Adobe Flash closes, goodbye from December 31, 2020: what changes


As already announced in July 2017, it is about to arrive the last hour of Adobe Flash Player: the once leading web platform for creating and playing multimedia content sites will officially close on December 31, 2020. From January 1, 2021, therefore, Adobe will no longer give any support to those who use this technology.

With three years from the announcement, therefore, in theory the global Web should be more than ready for this event but, in reality, of sites that still include content written in Flash there are plenty of them. In any case, Adobe has already discouraged everyone from using Flash Player for some time and has also removed the download pages from its official website but still keeps the development of the security patches active for this product. Because security, or rather its lack, is precisely the problem that underlies the decision to take Flash out: for years, in fact, it has been exploited by hackers and viruses to execute dangerous code on computers. These are always “zero-day” vulnerabilities, not initially foreseen in the development of this technology, which have been discovered over the years.
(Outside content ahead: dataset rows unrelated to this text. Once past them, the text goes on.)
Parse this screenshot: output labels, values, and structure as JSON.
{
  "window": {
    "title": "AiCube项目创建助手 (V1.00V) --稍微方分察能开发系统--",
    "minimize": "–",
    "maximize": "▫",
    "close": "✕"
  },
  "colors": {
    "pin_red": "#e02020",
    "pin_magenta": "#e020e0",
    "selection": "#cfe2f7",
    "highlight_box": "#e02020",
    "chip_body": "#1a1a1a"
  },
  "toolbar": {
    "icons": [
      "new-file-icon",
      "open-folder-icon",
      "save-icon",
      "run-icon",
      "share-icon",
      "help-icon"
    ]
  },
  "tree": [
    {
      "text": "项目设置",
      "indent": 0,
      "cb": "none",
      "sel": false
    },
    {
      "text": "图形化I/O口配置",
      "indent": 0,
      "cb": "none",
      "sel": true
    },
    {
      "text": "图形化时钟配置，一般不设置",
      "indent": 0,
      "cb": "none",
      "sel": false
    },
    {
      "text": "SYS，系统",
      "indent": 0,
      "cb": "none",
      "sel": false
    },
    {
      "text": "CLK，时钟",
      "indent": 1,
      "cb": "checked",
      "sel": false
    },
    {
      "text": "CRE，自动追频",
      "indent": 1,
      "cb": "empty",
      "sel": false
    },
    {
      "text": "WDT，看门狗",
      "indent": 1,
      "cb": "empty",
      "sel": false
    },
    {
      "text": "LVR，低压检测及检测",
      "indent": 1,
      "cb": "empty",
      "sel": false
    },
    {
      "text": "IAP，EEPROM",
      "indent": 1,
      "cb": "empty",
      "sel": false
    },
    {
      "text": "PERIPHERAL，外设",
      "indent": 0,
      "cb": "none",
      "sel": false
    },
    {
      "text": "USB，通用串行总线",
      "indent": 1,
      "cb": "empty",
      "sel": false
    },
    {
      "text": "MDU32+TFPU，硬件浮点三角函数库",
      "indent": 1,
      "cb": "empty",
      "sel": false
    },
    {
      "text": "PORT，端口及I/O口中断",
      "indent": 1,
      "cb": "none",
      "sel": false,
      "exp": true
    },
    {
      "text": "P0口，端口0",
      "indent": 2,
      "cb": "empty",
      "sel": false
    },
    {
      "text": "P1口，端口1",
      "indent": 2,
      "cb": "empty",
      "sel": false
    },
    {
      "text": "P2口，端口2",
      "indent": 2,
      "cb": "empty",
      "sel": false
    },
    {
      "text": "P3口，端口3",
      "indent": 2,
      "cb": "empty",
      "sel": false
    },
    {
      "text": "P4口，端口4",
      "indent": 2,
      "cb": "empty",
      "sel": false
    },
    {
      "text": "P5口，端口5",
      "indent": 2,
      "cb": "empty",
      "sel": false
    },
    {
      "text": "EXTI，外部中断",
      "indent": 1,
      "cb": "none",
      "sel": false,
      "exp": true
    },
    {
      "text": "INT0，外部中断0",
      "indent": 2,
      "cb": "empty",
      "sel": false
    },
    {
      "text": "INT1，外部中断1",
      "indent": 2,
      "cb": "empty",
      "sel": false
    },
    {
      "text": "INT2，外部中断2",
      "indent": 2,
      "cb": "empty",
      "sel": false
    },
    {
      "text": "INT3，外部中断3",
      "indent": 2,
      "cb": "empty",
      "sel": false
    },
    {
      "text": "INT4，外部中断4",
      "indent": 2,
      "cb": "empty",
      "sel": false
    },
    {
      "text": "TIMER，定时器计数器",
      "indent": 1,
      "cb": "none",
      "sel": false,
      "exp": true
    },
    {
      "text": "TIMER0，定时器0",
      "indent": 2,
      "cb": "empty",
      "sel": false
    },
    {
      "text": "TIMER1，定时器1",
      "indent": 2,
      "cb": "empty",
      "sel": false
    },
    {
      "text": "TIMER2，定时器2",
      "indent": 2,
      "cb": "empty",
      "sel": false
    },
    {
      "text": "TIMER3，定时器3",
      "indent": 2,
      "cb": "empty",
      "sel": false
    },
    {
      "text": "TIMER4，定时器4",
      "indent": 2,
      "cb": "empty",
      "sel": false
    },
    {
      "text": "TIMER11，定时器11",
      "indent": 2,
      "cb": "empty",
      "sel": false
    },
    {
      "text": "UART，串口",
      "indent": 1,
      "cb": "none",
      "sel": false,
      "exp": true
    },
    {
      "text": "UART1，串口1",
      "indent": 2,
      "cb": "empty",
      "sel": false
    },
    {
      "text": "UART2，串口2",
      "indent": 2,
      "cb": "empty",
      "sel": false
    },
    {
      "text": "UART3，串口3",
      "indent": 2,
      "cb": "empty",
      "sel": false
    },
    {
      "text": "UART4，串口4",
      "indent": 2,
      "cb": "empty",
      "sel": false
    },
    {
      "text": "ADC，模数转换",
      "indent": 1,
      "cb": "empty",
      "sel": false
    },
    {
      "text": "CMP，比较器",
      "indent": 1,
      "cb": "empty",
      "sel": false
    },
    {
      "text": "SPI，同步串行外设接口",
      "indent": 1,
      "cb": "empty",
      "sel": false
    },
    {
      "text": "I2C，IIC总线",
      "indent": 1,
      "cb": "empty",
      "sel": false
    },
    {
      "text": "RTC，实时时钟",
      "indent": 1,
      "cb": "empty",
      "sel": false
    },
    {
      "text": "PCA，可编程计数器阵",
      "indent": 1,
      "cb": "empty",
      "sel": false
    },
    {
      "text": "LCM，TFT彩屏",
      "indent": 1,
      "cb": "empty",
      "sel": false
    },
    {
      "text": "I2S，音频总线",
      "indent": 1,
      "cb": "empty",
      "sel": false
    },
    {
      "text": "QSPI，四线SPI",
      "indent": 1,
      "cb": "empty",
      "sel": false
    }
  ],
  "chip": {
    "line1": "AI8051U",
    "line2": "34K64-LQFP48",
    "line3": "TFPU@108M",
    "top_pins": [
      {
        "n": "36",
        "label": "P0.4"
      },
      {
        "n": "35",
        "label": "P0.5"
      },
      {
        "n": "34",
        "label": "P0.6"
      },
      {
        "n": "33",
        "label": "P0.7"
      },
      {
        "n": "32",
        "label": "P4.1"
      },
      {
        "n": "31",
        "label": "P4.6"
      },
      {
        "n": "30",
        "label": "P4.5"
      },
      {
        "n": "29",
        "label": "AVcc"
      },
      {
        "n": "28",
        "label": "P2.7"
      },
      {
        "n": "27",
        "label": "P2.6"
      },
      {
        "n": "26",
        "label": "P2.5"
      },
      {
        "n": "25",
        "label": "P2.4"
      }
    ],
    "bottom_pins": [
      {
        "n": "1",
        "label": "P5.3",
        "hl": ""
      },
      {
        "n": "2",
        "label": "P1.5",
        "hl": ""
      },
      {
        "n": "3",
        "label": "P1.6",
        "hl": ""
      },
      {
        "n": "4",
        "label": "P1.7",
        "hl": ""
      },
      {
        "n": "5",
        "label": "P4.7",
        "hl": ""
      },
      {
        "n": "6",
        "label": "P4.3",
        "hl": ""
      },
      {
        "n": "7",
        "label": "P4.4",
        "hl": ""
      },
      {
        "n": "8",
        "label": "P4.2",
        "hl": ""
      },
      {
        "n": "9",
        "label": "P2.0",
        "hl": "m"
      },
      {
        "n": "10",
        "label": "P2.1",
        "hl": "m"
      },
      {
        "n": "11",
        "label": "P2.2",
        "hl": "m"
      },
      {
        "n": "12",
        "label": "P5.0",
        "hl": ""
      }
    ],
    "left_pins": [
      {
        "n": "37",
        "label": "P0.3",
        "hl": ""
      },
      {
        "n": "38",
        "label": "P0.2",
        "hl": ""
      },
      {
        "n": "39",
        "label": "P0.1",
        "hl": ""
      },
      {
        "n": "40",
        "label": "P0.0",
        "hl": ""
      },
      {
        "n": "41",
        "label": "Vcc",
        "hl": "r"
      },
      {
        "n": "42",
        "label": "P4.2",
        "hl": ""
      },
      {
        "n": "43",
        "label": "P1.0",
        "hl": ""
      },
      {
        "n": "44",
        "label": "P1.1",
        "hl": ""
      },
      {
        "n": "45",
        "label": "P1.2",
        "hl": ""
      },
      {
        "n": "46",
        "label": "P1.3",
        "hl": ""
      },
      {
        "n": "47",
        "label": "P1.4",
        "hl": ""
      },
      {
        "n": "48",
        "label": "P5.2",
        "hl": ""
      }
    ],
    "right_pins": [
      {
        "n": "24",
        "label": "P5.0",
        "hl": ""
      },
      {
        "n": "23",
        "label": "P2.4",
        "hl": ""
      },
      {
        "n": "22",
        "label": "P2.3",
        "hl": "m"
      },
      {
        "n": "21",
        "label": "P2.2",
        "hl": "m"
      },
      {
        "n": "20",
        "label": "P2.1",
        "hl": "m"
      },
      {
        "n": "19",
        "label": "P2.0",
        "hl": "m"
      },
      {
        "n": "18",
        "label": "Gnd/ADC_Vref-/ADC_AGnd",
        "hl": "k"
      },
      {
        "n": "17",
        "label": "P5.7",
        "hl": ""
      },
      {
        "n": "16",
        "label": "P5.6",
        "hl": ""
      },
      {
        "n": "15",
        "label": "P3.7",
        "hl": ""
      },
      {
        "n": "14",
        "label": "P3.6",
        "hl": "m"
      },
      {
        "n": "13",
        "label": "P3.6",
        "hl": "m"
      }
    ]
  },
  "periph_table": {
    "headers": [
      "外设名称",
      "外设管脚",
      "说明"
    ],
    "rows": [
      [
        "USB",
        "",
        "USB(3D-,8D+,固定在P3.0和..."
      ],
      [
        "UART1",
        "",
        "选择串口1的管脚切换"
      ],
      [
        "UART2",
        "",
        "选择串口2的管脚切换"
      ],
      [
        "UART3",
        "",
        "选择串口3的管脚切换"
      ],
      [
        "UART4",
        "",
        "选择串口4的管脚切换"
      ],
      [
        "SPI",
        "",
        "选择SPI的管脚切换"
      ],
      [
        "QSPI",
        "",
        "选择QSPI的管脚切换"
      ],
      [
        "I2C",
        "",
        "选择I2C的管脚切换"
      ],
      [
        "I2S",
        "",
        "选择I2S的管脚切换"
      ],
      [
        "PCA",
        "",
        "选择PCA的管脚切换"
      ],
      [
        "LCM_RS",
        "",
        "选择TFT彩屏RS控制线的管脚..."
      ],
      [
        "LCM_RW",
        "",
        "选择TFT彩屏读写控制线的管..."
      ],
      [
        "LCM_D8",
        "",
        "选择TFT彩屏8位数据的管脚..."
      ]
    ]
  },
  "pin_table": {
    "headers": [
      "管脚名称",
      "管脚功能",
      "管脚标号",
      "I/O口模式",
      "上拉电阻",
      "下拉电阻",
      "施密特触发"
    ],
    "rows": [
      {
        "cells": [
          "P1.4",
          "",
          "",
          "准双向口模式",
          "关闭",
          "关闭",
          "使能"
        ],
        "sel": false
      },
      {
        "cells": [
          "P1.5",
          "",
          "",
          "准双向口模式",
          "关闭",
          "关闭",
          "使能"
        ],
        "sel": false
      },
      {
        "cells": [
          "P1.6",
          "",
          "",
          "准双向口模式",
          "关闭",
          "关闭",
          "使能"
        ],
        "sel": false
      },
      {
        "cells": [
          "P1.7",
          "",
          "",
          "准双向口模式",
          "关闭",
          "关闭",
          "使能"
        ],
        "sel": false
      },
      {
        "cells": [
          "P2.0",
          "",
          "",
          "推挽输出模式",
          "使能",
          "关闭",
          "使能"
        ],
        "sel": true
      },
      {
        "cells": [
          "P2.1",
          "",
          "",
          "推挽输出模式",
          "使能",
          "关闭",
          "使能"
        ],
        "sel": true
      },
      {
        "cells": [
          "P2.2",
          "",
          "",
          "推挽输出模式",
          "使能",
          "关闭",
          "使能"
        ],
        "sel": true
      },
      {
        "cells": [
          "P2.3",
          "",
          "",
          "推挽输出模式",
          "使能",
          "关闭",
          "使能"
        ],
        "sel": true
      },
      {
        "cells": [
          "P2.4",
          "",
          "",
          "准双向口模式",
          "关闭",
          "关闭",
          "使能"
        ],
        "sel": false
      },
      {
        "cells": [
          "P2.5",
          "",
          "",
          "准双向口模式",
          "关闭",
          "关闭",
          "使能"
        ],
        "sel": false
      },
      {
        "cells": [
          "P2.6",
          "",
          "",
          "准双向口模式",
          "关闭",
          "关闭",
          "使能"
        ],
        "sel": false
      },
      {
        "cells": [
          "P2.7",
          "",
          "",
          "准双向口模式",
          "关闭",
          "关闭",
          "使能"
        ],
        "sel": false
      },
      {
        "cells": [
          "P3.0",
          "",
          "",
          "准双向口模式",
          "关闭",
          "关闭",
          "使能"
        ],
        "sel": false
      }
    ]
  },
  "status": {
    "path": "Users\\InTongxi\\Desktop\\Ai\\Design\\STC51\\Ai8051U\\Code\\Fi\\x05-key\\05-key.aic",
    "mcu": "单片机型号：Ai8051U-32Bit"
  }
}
Adobe Flash is no longer needed

In addition to being dangerous, however, Adobe Flash is now basically useless: everything that can be done in Flash, and much more, can now be done through HTML 5. In fact, today, those who create a website have no advantage in using Flash instead of the HTML language which, unlike Flash , is in excellent health. And the detractors of Flash do not say it, but Adobe itself:Open standards such as HTML 5, WebGL and WebAssembly have improved continuously over the years and are credible alternatives to Flash content“.

Lower costs for Adobe

For years the software house has considered Flash only a burden: develop patches in fact, to plug the numerous and dangerous security holes of this platform, it costs while the economic return is now zero. Adobe would have liked quit Flash well before, but could not do it because the Web has been using this platform for years massively and it was necessary to give the developers time after the 2017 announcement to replace Flash content with other HTML content or other languages. Adobe made this decision in collaboration with the big names of the Internet, including Apple, Facebook, Google, Microsoft and Mozilla.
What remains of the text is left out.